Working Out What Your Heater Will Cost

With rising fuel bills from all suppliers and future predictions that fuel will become even more expensive in the near future, we all have to think more carefully about how we heat a home. Gas prices particularly have shot up in price and the average home is now paying a significant proportion of its monthly budget just to keep the central heating running.

As a result, many people are looking at ways to save. No one wants to go back to the days before central heating that some of us can still remember. The thought of getting out of bed on a freezing morning to find ice inside the windows is not pleasant but it was a reality for most people in the UK as recently as the 1960s.

Having the central heating on at a lower setting on the thermostat can make quite a big difference to quarterly bills but, for some people in some rooms of the house, this might not be enough to keep them comfortable. Working at home is a particular problem – home offices are usually in a back bedroom, a converted loft space or in a building not attached to the main house. All of these locations can be cold in winter and difficult to heat. There is not point having the central heating on at a high level throughout the house, just to keep one room warm enough to work.

Choosing the Right Heater

A good solution is to focus on keeping the central heating as background heating, putting in place as much insulation as possible to keep the heat in the house. Drawing curtains at night, for example, will help reduce heat loss through large windows. Then, for rooms that need extra heat, some sort of low-cost efficient heater is ideal.

The size of the room will dictate what type of heater you choose to some extent but you also need to consider other things. Having a low level halogen heater may not be ideal if you have small children or boisterous pets. A very small oil filled radiator won’t make much impact on a large, open converted loft space or a very cold conservatory.

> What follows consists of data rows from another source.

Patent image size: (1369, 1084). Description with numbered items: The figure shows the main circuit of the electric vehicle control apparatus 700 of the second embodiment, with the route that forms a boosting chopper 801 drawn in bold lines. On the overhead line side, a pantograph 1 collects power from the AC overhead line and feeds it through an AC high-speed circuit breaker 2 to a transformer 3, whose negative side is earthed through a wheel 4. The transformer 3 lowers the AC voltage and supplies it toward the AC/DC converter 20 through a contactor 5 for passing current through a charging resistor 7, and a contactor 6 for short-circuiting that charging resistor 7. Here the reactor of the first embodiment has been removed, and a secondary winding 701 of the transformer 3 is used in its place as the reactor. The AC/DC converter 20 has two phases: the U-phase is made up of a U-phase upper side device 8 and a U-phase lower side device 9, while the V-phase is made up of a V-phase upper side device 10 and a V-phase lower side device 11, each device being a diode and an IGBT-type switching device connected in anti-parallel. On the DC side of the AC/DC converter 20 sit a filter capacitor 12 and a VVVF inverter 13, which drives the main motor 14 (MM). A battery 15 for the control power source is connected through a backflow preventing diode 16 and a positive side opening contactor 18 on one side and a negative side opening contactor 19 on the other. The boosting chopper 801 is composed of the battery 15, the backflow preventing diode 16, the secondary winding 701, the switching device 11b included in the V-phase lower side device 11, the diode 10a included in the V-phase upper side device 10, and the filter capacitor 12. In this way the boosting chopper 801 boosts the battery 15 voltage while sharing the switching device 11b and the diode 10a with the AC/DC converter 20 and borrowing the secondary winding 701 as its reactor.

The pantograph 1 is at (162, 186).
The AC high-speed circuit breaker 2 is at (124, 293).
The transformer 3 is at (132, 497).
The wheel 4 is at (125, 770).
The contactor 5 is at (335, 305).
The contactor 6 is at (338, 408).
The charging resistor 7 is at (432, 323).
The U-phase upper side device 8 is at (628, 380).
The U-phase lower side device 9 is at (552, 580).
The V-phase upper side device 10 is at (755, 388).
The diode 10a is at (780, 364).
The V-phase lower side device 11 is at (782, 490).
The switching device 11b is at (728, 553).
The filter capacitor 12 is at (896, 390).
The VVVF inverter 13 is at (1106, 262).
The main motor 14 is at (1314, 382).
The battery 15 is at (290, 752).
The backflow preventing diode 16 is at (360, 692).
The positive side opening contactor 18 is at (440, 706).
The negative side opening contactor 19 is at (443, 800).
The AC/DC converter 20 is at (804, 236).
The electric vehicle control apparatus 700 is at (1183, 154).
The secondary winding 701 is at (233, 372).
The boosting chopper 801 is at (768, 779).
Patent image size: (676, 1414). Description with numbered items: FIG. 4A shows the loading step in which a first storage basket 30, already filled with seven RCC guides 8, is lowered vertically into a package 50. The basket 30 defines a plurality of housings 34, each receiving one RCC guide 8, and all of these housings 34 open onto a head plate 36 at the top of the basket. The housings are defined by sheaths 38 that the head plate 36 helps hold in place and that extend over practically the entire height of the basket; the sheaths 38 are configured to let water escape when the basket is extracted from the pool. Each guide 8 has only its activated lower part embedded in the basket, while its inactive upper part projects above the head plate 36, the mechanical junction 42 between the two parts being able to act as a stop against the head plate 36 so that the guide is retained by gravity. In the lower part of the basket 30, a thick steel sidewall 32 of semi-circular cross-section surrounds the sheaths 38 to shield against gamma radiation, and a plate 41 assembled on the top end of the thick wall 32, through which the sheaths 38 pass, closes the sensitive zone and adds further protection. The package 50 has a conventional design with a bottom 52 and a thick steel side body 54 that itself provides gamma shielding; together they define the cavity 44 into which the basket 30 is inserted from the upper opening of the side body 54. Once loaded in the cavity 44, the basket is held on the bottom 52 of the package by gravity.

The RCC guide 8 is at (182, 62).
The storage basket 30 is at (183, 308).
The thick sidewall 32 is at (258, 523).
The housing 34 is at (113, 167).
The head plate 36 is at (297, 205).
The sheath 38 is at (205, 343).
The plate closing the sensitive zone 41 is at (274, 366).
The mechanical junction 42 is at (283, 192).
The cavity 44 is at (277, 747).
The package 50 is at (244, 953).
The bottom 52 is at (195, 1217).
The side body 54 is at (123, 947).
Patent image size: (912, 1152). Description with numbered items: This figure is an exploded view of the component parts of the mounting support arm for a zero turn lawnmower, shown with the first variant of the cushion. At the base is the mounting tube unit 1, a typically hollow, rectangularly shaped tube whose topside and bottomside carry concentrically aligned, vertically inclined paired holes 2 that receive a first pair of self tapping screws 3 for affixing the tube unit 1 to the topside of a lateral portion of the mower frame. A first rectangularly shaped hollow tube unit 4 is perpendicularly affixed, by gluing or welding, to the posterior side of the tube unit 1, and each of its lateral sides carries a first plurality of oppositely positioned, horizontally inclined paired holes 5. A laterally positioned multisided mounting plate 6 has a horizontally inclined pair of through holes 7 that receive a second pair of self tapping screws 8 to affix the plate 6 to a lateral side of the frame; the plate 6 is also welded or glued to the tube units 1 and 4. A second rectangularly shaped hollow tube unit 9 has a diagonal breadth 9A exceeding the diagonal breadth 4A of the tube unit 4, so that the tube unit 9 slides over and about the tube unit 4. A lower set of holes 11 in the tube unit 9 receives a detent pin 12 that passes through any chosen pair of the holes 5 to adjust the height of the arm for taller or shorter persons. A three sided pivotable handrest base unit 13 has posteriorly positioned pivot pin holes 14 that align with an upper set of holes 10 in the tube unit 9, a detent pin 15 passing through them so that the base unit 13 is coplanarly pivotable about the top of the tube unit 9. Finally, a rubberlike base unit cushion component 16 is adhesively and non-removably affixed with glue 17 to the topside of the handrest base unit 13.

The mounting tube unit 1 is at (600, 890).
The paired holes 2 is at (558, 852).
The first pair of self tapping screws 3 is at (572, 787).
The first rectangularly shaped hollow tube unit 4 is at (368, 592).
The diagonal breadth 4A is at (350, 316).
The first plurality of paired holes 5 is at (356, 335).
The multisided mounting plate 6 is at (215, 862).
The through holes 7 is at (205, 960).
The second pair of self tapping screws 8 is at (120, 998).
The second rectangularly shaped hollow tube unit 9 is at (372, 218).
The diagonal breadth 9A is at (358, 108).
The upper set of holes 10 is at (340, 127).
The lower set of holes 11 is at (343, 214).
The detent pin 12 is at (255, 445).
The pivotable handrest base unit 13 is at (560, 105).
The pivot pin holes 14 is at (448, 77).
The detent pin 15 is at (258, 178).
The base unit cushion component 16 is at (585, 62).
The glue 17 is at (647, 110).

The cost of the heater is also important. You might want to pay a little bit more for a nice looking heater if you have to spend a lot of time with it, but buying something that is very expensive and looks great but that is not very good at heating the room is a waste of money.

What Does an Electric Heater Cost to Run?

Working out the potential running costs of an electric heater is actually quite easy. You pay for electricity by the kilowatt hour. This figure is usually mentioned on your electricity bills. There is usually a higher rate until a cut-off usage point. After you have used that amount of electricity, the cost drops. At the end of 2009, the average cost of electricity per kilowatt hour was around 20 pence.

It is easy to be misled by claims that manufacturers make in their advertising but remember that all electric heaters are 100% efficient. Just because they claim that, doesn’t mean they are any better than any other heater. Most electrical appliances are not 100% efficient because quite a lot of the electricity is converted to waste heat. But, in the case of a heater, generating heat is the point, so there is no waste.

The instructions, usually also the box, tells you how many kilowatts of heat the heater can deliver. A small, three bar halogen heater is usually 0.4 kilowatts per bar. So, if you ran a heater like this with all three bars for one hour, you would use 1.2 kilowatts of power – which would cost you 24 pence.

Daily, Weekly, Monthly and Annual Costs

Most teenagers might see this and think this was a very cheap deal but it is important to remember that these costs add up. If you use a 1000 watt heater for 6 hours every day – the heating cost per day is £1.20, and per week (assuming 5 days if it’s used in a home office) would be £6. That would be £24 per month or £72 per quarter.

To estimate how much you are saving on your central heating bills by setting the thermostat lower is more difficult. You really need to take weekly readings on your meters (gas or electricity) and try to do a comparison. It takes quite a bit of commitment but if you can save even £50 per quarter by running your heating systems more efficiently, that is a worthwhile goal.